Natalie Portman's bones look amazing in Black Swan, right? So maybe being a vegan and going to ballet class will make you look like her, right? Wrong!

New York Post reporter Mary Huhn had five pounds to lose before her wedding, and created what she is calling the Black Swan diet. It basically consists of eating only 1,200 calories a day—all vegetarian dishes (Portman is famously a vegan)—and doing "two hours of exercise a day—with a mix of ballet classes, swimming (Portman did a mile a day), circuit training and whatever extra cardio I could manage." This included several ballet classes, which might do wonders if you're doing it all the time, but a few hours a week isn't going to do more to tone the arms and work that core than a Zumba.

The problem with this whole endeavor, as Hahn mentions, is that Portman worked out five to eight hours a day for a year to get ready to show off her skeleton to the world. That's because Natalie Portman's job isn't really to be an actress, it is to be preternaturally beautiful. The same thing goes for Gwyneth Paltrow, Angelina Jolie, Britney Spears, Ryan Reynolds, and Tom Cruise. They are famous people with nothing to do but diet, exercise, and tend to their bodies and they have unlimited resources and all sorts of assistance to do so. The rest of us have jobs, strange food cravings, lazy days, and incidental circumstances that keep us from the gym. There isn't something fundamentally wrong with us, we're just normal.
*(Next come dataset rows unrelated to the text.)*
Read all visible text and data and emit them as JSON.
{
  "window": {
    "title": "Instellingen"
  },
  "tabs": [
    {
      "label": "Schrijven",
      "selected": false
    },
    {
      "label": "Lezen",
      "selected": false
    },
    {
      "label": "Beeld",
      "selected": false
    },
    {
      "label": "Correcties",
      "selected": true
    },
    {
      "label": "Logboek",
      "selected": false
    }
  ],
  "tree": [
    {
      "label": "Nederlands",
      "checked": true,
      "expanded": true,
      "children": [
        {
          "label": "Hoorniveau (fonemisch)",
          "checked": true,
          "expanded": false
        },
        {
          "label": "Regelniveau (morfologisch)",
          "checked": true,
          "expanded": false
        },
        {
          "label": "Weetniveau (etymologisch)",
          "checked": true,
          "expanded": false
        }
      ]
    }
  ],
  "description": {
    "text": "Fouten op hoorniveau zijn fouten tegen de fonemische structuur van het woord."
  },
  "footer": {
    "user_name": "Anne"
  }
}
I'm glad Hahn lost her five pounds and she looks great, but just cutting down her caloric intake and exercising more would do that, no matter if she employed this Oscar-nominated gimmick or not. Still we really need to stop attempting to transform our bodies into celebrity look-alikes. Trying to get Natalie Portman's bony arms (or Ryan Reynolds grating abs) is a losing gambit and endlessly vying to emulate her/him is only going to drive you as insane as she goes in the movie.